While most of Milwaukee Avenue’s vintage clothing stores carry a little of everything, each has a designated specialty. US #1 Vintage Clothing (1460 N. Milwaukee between Honore and Evergreen displays a patinaed rainbow of leather boots in the twin plate-glass windows flanking its front door. The shoes here are well broken-in works of art. Even if vintage Americana weren’t the current comment il faut, you’d want to redesign your entire sartorial aesthetic around these boots.

I found an ankle-high pair that boasted two cut-out tulips on a creamy white background overlaid on dark red. The store attendants work in a rare mix of high accommodation and low pressure; their approach speaks again to the native Chicago confidence that even if you’ll leave, you’ll know you ought to have stayed. Meanwhile, the owner works like a Trappist monk in the sunlight filtered through the plate-glass window, while a long-haired shepherd dog of impressive proportions sleeps on a flannel blanket, under a sign that says “Hi my name is Kohl. I am cool and handsome. Please don’t bother me.”

Although I was overwhelmed with clothes shopping, and there was plenty more to pick through.

Myopic Books (1564 N. Milwaukee at Damen Avenue) is a used bookstore of the first water, with stacks pleasantly maze-like but just orderly enough to prevent overwhelm. Even better than the store’s deep and wide selection was finding it quite busy on a Saturday morning; each aisle sheltered at least one of the stylish unwashed curled up against a shelf, absorbed in a yellowed page.

Reckless Records (1532 N. Milwaukee between North, Damen and N. Honore) is proportionately satisfying as a record shop, that possibly even more endangered institution.
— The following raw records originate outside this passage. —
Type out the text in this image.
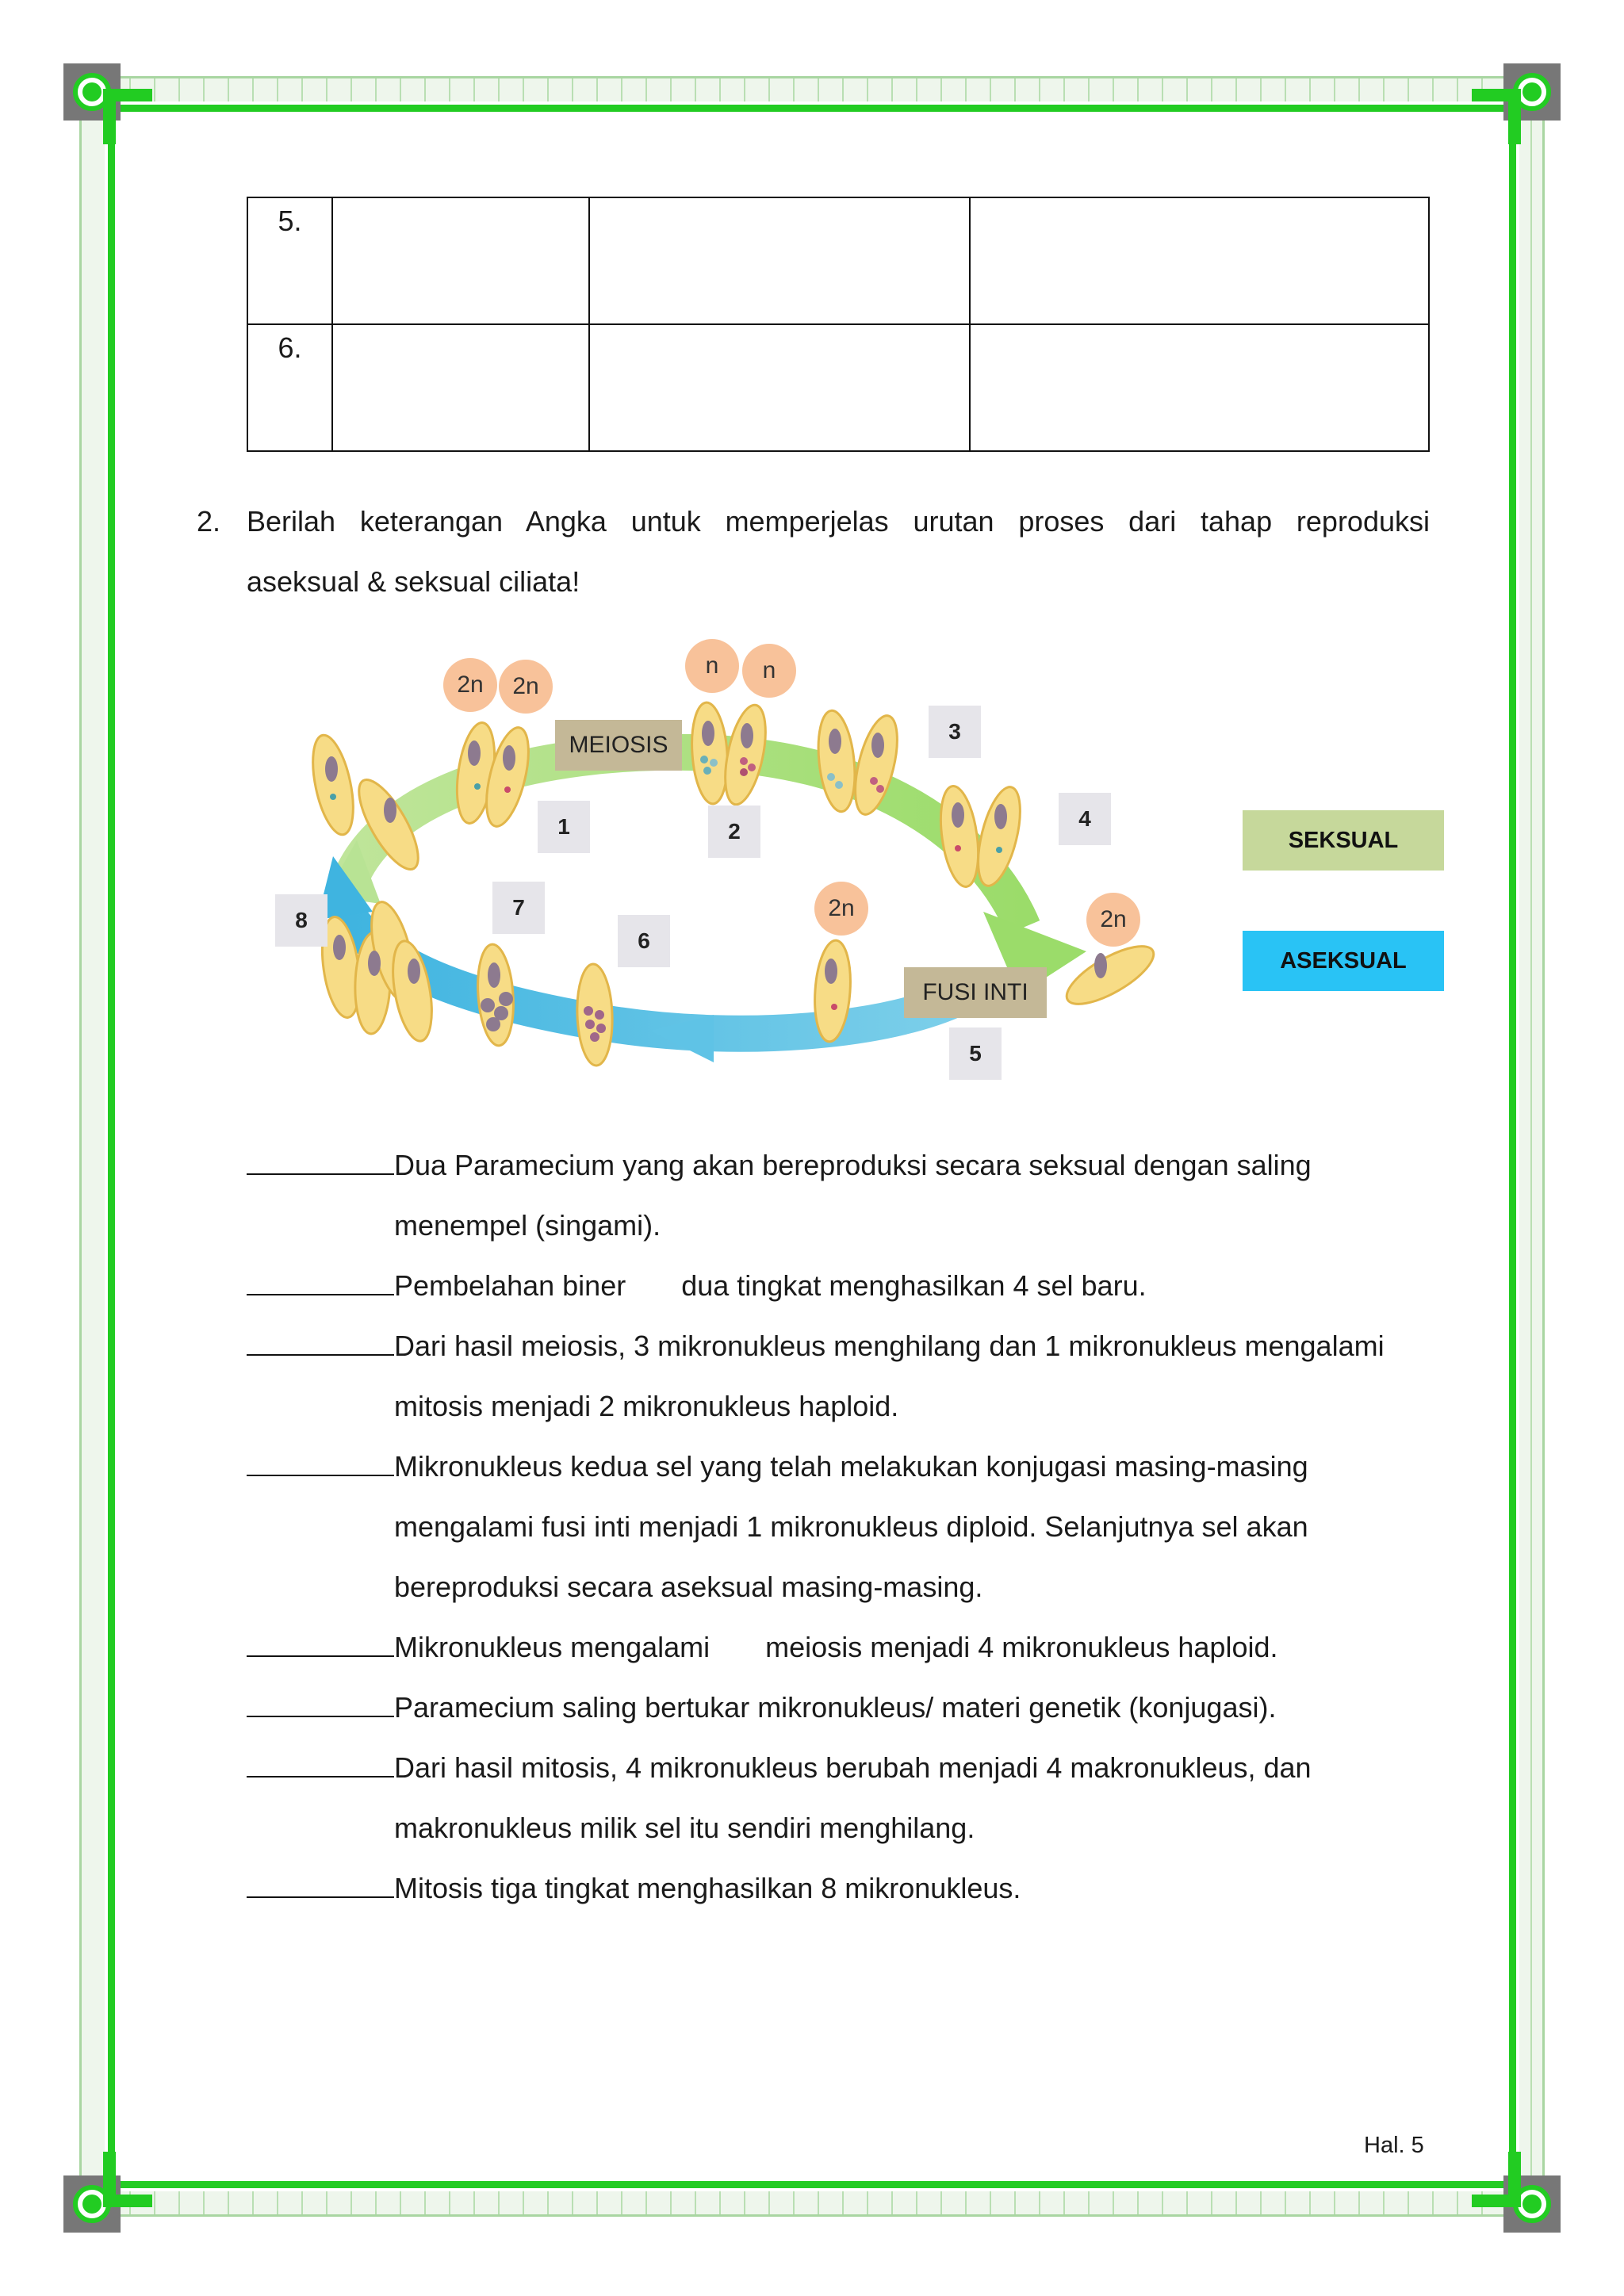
5.			
6.			
2. Berilah keterangan Angka untuk memperjelas urutan proses dari tahap reproduksi
aseksual & seksual ciliata!
2n	2n
n	n
2n	2n
MEIOSIS
FUSI INTI
1	2
3
4
5
6
7
8
SEKSUAL
ASEKSUAL
Dua Paramecium yang akan bereproduksi secara seksual dengan saling
menempel (singami).
Pembelahan biner       dua tingkat menghasilkan 4 sel baru.
Dari hasil meiosis, 3 mikronukleus menghilang dan 1 mikronukleus mengalami
mitosis menjadi 2 mikronukleus haploid.
Mikronukleus kedua sel yang telah melakukan konjugasi masing-masing
mengalami fusi inti menjadi 1 mikronukleus diploid. Selanjutnya sel akan
bereproduksi secara aseksual masing-masing.
Mikronukleus mengalami       meiosis menjadi 4 mikronukleus haploid.
Paramecium saling bertukar mikronukleus/ materi genetik (konjugasi).
Dari hasil mitosis, 4 mikronukleus berubah menjadi 4 makronukleus, dan
makronukleus milik sel itu sendiri menghilang.
Mitosis tiga tingkat menghasilkan 8 mikronukleus.
Hal. 5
Youngsters reveling in their sullenness flipped through the catalogues for the rare and out-of-print releases that continue to build the shop’s reputation.

And Rudy’s Roundup (1410 N. Milwaukee between Evergreen and Wolcott) is a gleefully curated collection of kitsch-some old, but mostly new made to look old. At this self-proclaimed “modern day general store,” you can find vintage teen magazines, books and knick-knacks nestled among the locally crafted jewelry, paper goods, and cheaply priced Wayfarers and cat-eyes.
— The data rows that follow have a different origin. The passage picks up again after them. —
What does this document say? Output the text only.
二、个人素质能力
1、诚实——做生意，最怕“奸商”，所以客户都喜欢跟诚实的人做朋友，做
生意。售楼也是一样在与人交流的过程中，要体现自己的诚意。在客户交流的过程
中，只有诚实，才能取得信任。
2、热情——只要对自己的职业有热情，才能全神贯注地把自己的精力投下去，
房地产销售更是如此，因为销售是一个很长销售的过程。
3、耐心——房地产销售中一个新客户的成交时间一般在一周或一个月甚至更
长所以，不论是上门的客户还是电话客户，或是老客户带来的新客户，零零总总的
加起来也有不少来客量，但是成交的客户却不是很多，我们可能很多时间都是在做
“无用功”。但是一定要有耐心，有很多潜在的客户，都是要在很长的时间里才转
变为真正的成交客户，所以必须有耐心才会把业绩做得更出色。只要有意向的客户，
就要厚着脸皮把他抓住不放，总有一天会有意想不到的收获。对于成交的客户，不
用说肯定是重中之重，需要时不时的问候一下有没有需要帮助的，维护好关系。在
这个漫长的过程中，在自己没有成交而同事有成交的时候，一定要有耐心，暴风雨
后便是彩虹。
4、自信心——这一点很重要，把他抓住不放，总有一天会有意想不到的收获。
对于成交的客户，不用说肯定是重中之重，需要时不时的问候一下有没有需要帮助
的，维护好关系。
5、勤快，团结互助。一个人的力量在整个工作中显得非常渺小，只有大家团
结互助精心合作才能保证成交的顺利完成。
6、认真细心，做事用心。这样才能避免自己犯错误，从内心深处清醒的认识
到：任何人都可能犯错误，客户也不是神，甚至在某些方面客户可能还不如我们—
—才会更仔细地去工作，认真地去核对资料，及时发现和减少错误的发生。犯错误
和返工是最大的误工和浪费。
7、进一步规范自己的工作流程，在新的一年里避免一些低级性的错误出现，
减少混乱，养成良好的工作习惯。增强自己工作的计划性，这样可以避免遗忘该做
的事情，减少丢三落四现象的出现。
Visiting the neighborhood early in the day proved no impediment to drinking-nearly all the bars on Milwaukee Avenue, and there are many, were open for brunch. (Even if brunch was just a pint of Half Acre and a Cubs game on TV.) I had time for only one, but my exhaustive research with the locals yielded the following notes for future reference:

If you like a little dive with your craft beer, try Pint (1547 Milwaukee, between North and Honore); for a slight step up, Bar Bar Black Sheep (1415 N. Milwaukee between Evergreen and Wolcott) serves high-minded food with its nicely curated wine list. If a true dive is more your thing, look no further than the Beachwood Inn (1415 N. Wood Street at Beach), a neighborhood stand-by with jukebox, cartoons on the TV, and a host of locals.

For the opposite end of the spectrum, try the newly opened Savoy (1408 N. Milwaukee between Evergreen and Honore) or Cafe Absinthe (1954 W. North at Milwaukee), both of whose cocktail menus are designed around the recent lifting of the ban off the green fairy.

But if all you’re really after is a good crowd and a game of pinball, the Emporium Arcade Bar (1366 N. Milwaukee at Wood) is your match made in heaven. Its comprehensive array of classic arcade games is rivaled only by its liquor selection.

And if crowds are what you need to know you’re in the right place, join the line at the Bongo Room (1470 N. Milwaukee at Honore) and bait your impatience with the Damoclean decision among their inventive pancakes, such as Raspberry Oreo or Lemon, Ricotta and Cherry. Regardless of your choice, you’d be well advised to down another cup of coffee before you get on the train back to the Loop, or you’re liable to sleep right through your stop.